The reference suggests a focus on films from that region of the world. But while it is an international festival, it's more interested in "matatu" as metaphor, presenting films as a way to transport the viewer to new places or points of view. Amid an overall strong program, one of the most timely entries is Mala Mala, a gritty yet joyful exploration of Puerto Rico's trans community that makes great use of neon-lit streetscapes, a retro-synth score, and the oversized personalities of its subjects. Among them are drag queens, including recent RuPaul's Drag Race contestant April Carrión, and transgender activists like Ivana Fred, who cuts a striking figure whether she's raising awareness on TV talk shows, handing out condoms to sex workers, patiently enduring the opinions of a homophobic priest, or modeling her carefully sculpted assets ("I was born in Puerto Rico, but I was made in Ecuador," she jokes).
The less-glamorous figures are also compelling, including prostitute Sandy, who's refreshingly candid about all aspects of her life, and Paxx, the sole transman interviewed, who faces what he sees as a "harder transition than trans girls," since his hormone therapy is far less accessible, and his social support system is far more limited. With trans issues in the spotlight more than ever — see: TV actress Laverne Cox's Time magazine cover and Emmy nomination — Mala Mala directors Antonio Santini and Dan Sickles do an admirable job showing how diverse the community is, and how complex each individual's struggles and triumphs can be. Speaking of triumphs, once the dance moves of future drag superstar Queen Bee Ho command the screen, it's pretty clear who should star in the filmmakers' next project — or at least season seven of Drag Race.
Elsewhere among Matatu's docs is Evolution of a Criminal, Darius Clark Moore's deeply personal film about his detour from standout Houston, Texas, high school student to bank robber, and from prisoner back to school — this time, at NYU's esteemed film school.
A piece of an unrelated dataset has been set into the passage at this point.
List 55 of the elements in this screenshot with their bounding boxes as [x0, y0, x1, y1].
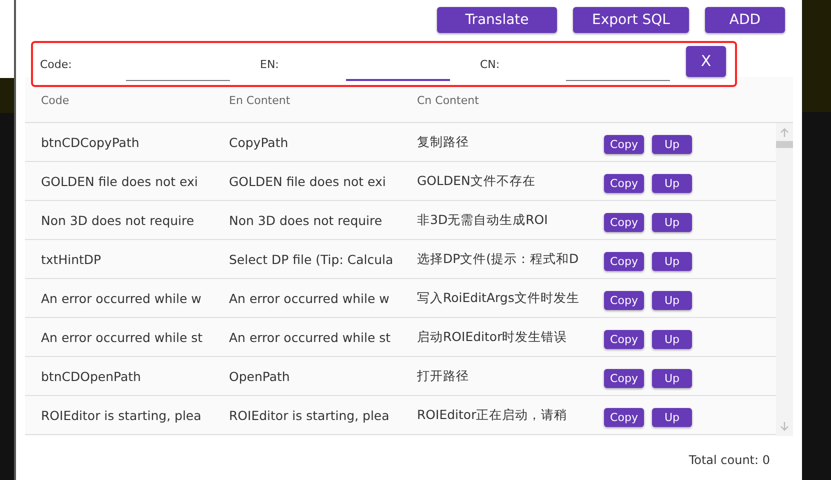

Criminal benefits from the sheen of executive producer Spike Lee, but Moore's story would be gripping even with less polished production. He frames the film as a series of interviews with family members — mom, step dad, grandma, assorted aunts and uncles, etc. — and others (former teachers, the district attorney who prosecuted him) who reflect on the family history and financial circumstances that nudged Moore down the wrong path.
He was a bright kid from a close-knit, hardworking family that couldn't seem to dig its way out of debt. One night, he was watching America's Most Wanted and got the bright idea to plan a crime so flawless there'd be no way he'd get caught. He and his fellow teenage accomplices even had the perfect alibi: They'd show up at school, fake illness so they could slip out for the heist, do the deed, and then return to class several thousand dollars richer.